The kubriX status dashboards provide a quick health overview of kubriX services within a cluster and across all clusters.

They are intended to answer two questions:

  • Is anything unhealthy right now?
  • When did the status change?
  • What is the root cause of the unhealthy service?

In addition to the dashboards, all related alerts can also be routed to your configured alert receivers.

Available dashboards

kubriX Fleet Health Overview

This dashboard shows the aggregated kubriX status for all clusters connected to this Hub.

It is useful for fleet-wide monitoring and quickly identifying clusters that require attention.

Panels:

  • Current Status by Cluster
    Shows one status box per cluster.

  • Status History by Cluster
    Shows the historical aggregated cluster status over time.

kubriX Fleet Health Overview

kubriX Service Health by Cluster

This dashboard shows the status of all kubriX services for one selected cluster.

It is useful when investigating the health of a specific cluster and identifying which service is causing degradation.

Panels:

  • Current Status by Service
    Shows one status box per kubriX service in the selected cluster.

  • Status History by Service
    Shows the historical service status over time for the selected cluster.

kubriX Service Health by Cluster

Drill-down and investigation flow

The dashboards are designed to support investigation from a high-level fleet view down to service-specific alert details.

The dashboards are designed to support investigation from a high-level fleet view down to service-specific alert details.

  1. Start in kubriX Fleet Health Overview to identify clusters with a degraded overall status.
  2. Drill down into kubriX Service Health by Cluster for the affected cluster.
  3. From there:
    • use the Current Status by Service panel to drill down to the active alerts of a specific service
    • use the Status History by Service panel to drill down to the alert history of a specific service

This allows operators to move from a fleet-wide health overview to the concrete alerts that explain the current or historical service state.

Architecture

The kubriX status dashboards are based on alert-driven service health evaluation.

Any relevant problem in a kubriX service is expected to produce a Grafana-managed alert.
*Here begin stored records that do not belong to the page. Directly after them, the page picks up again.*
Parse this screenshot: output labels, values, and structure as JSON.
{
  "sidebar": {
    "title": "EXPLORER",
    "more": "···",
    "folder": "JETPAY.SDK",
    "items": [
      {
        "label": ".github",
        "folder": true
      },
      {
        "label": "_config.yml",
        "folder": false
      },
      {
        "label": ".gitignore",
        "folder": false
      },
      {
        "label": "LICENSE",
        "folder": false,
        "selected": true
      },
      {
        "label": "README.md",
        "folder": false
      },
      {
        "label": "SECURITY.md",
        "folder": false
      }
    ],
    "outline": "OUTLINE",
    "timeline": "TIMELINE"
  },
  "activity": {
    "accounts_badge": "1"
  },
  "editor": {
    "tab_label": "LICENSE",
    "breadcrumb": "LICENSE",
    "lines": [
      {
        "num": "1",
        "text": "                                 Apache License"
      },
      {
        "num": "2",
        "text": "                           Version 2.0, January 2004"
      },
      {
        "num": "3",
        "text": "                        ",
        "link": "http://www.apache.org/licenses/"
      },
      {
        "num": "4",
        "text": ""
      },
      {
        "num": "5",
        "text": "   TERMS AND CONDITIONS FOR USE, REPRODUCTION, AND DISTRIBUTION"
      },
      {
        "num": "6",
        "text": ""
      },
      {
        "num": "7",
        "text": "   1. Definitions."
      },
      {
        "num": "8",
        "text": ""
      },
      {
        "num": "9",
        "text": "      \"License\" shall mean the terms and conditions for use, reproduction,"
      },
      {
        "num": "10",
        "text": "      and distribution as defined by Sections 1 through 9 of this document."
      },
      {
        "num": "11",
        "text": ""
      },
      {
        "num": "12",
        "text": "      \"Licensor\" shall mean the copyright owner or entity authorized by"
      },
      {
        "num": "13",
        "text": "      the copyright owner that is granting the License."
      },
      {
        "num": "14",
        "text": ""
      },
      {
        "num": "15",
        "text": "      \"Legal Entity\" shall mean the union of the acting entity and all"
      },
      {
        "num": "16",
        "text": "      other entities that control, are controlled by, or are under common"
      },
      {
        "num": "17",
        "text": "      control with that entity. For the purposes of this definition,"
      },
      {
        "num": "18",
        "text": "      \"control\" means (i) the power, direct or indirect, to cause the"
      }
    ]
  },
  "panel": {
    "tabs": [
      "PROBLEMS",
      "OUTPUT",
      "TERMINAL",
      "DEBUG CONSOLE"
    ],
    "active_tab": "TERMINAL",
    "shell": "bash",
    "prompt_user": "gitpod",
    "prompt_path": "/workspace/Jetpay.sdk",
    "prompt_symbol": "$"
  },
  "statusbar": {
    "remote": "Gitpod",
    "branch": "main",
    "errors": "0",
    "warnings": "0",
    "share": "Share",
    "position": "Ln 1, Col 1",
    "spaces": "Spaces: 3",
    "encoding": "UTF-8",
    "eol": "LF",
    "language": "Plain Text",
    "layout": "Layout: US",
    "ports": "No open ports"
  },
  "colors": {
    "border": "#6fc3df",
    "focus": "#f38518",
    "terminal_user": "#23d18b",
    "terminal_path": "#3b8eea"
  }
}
The recording rule kubrix_service_status then derives a service status from the active alerts in the corresponding namespace:

  • no alert → green
  • warning alert → yellow
  • critical alert → red

The dashboards do not determine health on their own. They visualize the status that is produced by kubrix_service_status.

The overall flow is:

Service issue → Grafana alert → kubrix_service_status recording rule → kubriX status dashboards

Status model

The dashboards use a simple three-level status model:

  • 0 = Green
    No relevant alerts are active.

  • 1 = Yellow
    At least one warning alert is active.

  • 2 = Red
    At least one critical alert is active.

Critical always takes precedence over warning.

How service status is calculated

For each kubriX service, the recorded metric kubrix_service_status is calculated per cluster.

The status is derived from Grafana-managed alerts in the service namespace:

  • if a critical alert is active, the service status is red
  • otherwise, if a warning alert is active, the service status is yellow
  • otherwise, the service status is green

A baseline metric is used so that healthy services still produce a 0 status per cluster.

How cluster status is calculated

Cluster status is derived from the service-level status metric:

max by (cluster) (
kubrix_service_status{platform="kubrix"}
)

This means:

  • if any service in a cluster is red, the cluster is red
  • otherwise, if any service is yellow, the cluster is yellow
  • otherwise, the cluster is green

History panels

The history panels show the worst observed status over a time window.

max_over_time(kubrix_service_status{platform="kubrix",cluster="$cluster"}[$__interval])

This helps smooth out short-lived fluctuations and makes status transitions easier to read.

Alert source

The dashboards are based on the GRAFANA_ALERTS metric and on the kubrix_service_status recording rules.

For correct per-cluster visualization, alert series must include the cluster label.

Typical usage

Use kubriX Fleet Health Overview for fleet overview and detection.

Use kubriX Service Health by Cluster for investigation of a specific cluster after an unhealthy state is detected.